È dopo la strage della Masseria che comincia per le donne un'odissea segnata da marce forzate, dolore e morte, fame, umiliazioni e crudeltà. Una lotta per la sopravvivenza segnata dal coraggio e dall'antica nobiltà della moglie di Sempad, Shushanig. Donne senza una patria, incoscienti della trappola mortale che il governo turco ha preparato per loro, incoscienti che il loro viaggio sarà solo una andare verso il nulla. Madri, figlie, sorelle che si aggrappano a qualunque piccola speranza pur di sopravvivere, e che grazie alla loro tenacia e all'aiuto di chi non vuol farsi complice della violenza riusciranno a trovare una via di fuga: si salveranno tre bambine e un "maschietto-vestito-da-donna", che dopo incredibili avventure giungeranno in Italia, dal nonno Yerwant. I sopravvissuti al genocidio, gente senza patria e senza lingua che porta dentro di sé il peso della vita, l'imperscrutabile destino che ha barattato la loro vita con la morte di altre persone. Sopravvissuti come la zia di Antonia Arslan, Henriette, portatrice di caldi misteri e di un mondo oscuro, dolce ed arcano. Quel mondo che avvolge e affascina l'autrice fin dalla tenera età.
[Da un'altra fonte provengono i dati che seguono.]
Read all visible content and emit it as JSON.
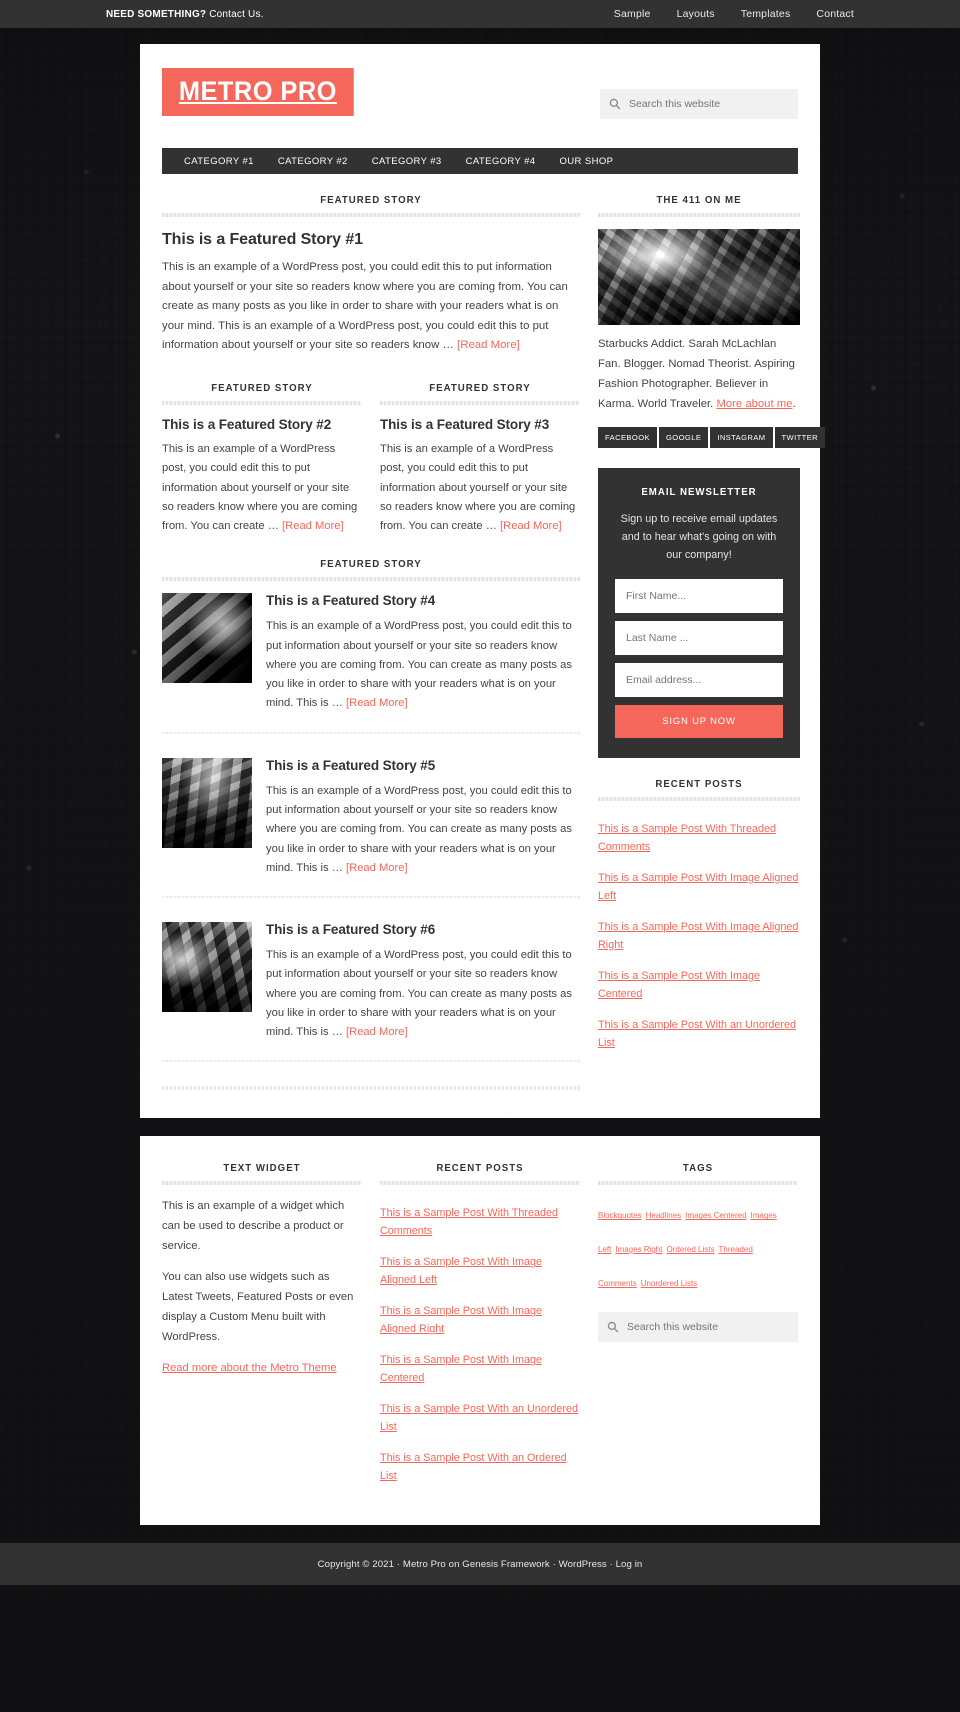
{
  "top_bar": {
    "tagline_strong": "NEED SOMETHING?",
    "tagline_link": "Contact Us.",
    "menu": [
      "Sample",
      "Layouts",
      "Templates",
      "Contact"
    ]
  },
  "header": {
    "logo": "METRO PRO",
    "search_placeholder": "Search this website",
    "search_icon": "search-icon"
  },
  "nav_primary": [
    "CATEGORY #1",
    "CATEGORY #2",
    "CATEGORY #3",
    "CATEGORY #4",
    "OUR SHOP"
  ],
  "main": {
    "featured_label": "FEATURED STORY",
    "read_more": "[Read More]",
    "ellipsis": " … ",
    "story1": {
      "title": "This is a Featured Story #1",
      "body": "This is an example of a WordPress post, you could edit this to put information about yourself or your site so readers know where you are coming from. You can create as many posts as you like in order to share with your readers what is on your mind. This is an example of a WordPress post, you could edit this to put information about yourself or your site so readers know"
    },
    "story2": {
      "title": "This is a Featured Story #2",
      "body": "This is an example of a WordPress post, you could edit this to put information about yourself or your site so readers know where you are coming from. You can create"
    },
    "story3": {
      "title": "This is a Featured Story #3",
      "body": "This is an example of a WordPress post, you could edit this to put information about yourself or your site so readers know where you are coming from. You can create"
    },
    "story4": {
      "title": "This is a Featured Story #4",
      "body": "This is an example of a WordPress post, you could edit this to put information about yourself or your site so readers know where you are coming from. You can create as many posts as you like in order to share with your readers what is on your mind. This is"
    },
    "story5": {
      "title": "This is a Featured Story #5",
      "body": "This is an example of a WordPress post, you could edit this to put information about yourself or your site so readers know where you are coming from. You can create as many posts as you like in order to share with your readers what is on your mind. This is"
    },
    "story6": {
      "title": "This is a Featured Story #6",
      "body": "This is an example of a WordPress post, you could edit this to put information about yourself or your site so readers know where you are coming from. You can create as many posts as you like in order to share with your readers what is on your mind. This is"
    }
  },
  "sidebar": {
    "about": {
      "title": "THE 411 ON ME",
      "text": "Starbucks Addict. Sarah McLachlan Fan. Blogger. Nomad Theorist. Aspiring Fashion Photographer. Believer in Karma. World Traveler. ",
      "link": "More about me",
      "link_tail": "."
    },
    "social": [
      "FACEBOOK",
      "GOOGLE",
      "INSTAGRAM",
      "TWITTER"
    ],
    "newsletter": {
      "title": "EMAIL NEWSLETTER",
      "text": "Sign up to receive email updates and to hear what's going on with our company!",
      "first_name_placeholder": "First Name...",
      "last_name_placeholder": "Last Name ...",
      "email_placeholder": "Email address...",
      "button": "SIGN UP NOW"
    },
    "recent_posts": {
      "title": "RECENT POSTS",
      "items": [
        "This is a Sample Post With Threaded Comments",
        "This is a Sample Post With Image Aligned Left",
        "This is a Sample Post With Image Aligned Right",
        "This is a Sample Post With Image Centered",
        "This is a Sample Post With an Unordered List"
      ]
    }
  },
  "footer_widgets": {
    "text_widget": {
      "title": "TEXT WIDGET",
      "p1": "This is an example of a widget which can be used to describe a product or service.",
      "p2": "You can also use widgets such as Latest Tweets, Featured Posts or even display a Custom Menu built with WordPress.",
      "link": "Read more about the Metro Theme"
    },
    "recent_posts": {
      "title": "RECENT POSTS",
      "items": [
        "This is a Sample Post With Threaded Comments",
        "This is a Sample Post With Image Aligned Left",
        "This is a Sample Post With Image Aligned Right",
        "This is a Sample Post With Image Centered",
        "This is a Sample Post With an Unordered List",
        "This is a Sample Post With an Ordered List"
      ]
    },
    "tags": {
      "title": "TAGS",
      "items": [
        "Blockquotes",
        "Headlines",
        "Images Centered",
        "Images Left",
        "Images Right",
        "Ordered Lists",
        "Threaded Comments",
        "Unordered Lists"
      ],
      "search_placeholder": "Search this website",
      "search_icon": "search-icon"
    }
  },
  "footer": {
    "copyright": "Copyright © 2021 · Metro Pro on Genesis Framework · WordPress · Log in"
  },
  "colors": {
    "accent": "#f4675a",
    "dark": "#323232",
    "text": "#444444"
  }
}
Quel mondo che il nonno aveva chiuso a chiave, insieme ai suoi ricordi, in un piccolo angolo della mente; radici lontane e dolorose verso le quali non scenderà più fino al momento in cui le racconterà a quella bambina come fiabe inaccessibili, forse sognate.
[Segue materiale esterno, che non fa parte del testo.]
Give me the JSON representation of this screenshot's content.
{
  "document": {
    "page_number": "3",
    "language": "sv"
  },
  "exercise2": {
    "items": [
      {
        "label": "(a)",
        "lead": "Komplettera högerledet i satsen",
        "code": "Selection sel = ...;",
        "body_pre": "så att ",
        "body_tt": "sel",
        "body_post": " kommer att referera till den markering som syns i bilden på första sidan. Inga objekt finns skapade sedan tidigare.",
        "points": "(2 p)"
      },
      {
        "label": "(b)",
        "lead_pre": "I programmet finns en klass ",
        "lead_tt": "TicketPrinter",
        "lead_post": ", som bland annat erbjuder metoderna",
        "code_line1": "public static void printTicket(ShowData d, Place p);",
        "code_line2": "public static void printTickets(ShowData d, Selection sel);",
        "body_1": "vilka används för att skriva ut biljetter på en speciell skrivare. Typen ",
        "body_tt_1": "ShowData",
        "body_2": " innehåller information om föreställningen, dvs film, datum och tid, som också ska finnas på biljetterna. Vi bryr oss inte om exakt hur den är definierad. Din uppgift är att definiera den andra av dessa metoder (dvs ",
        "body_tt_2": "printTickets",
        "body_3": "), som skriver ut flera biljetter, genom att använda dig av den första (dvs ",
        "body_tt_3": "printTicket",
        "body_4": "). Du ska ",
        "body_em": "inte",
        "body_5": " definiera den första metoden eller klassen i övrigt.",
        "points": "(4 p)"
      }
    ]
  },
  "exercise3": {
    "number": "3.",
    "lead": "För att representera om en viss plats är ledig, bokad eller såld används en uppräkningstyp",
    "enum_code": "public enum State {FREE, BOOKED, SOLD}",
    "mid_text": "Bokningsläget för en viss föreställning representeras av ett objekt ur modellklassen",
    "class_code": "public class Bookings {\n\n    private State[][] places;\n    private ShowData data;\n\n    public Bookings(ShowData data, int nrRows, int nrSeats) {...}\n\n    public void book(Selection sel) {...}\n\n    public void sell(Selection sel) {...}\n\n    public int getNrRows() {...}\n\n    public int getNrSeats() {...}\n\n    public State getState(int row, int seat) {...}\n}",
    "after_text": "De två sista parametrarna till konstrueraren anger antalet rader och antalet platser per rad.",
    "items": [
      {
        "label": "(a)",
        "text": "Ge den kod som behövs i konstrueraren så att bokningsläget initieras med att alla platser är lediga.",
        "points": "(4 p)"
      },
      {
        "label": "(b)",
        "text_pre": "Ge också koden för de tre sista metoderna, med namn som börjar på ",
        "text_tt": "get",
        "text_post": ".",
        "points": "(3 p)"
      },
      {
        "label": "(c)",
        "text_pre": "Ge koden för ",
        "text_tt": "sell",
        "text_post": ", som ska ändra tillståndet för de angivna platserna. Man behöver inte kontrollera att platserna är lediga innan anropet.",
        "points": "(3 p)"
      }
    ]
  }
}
La masseria delle Allodole è un romanzo che rapisce l'attenzione del lettore fin dalle prime pagine, dove l'autrice descrive con amorevole trasporto il suo primo incontro con le sue radici armene, quel mondo sconosciuto ma così affascinante che racchiude la chiave del proprio destino e della propria memoria. Poi, attraverso un salto nel passato, troviamo Sempad e la sua famiglia, Shushanig, i preparativi per la festa, il massacro e la deportazione, la morte, il dolore e la speranza… per qualcuno la salvezza. Alla fine di questo lungo viaggio le parole dell'autrice sono riuscite a penetrare nel nostro animo ed hanno impresso immagini ed emozioni indelebili, comunicando con dolcezza straziante e crudo realismo ciò che nessuno prima di lei aveva fatto: la dimenticata tragedia del popolo armeno. E nel nostro cuore sembrano risuonare le parole del poeta Varujan: "Dimentichiamo il mondo: - sull'acqua, la strada… scintillante della luna sia la nostra Strada…".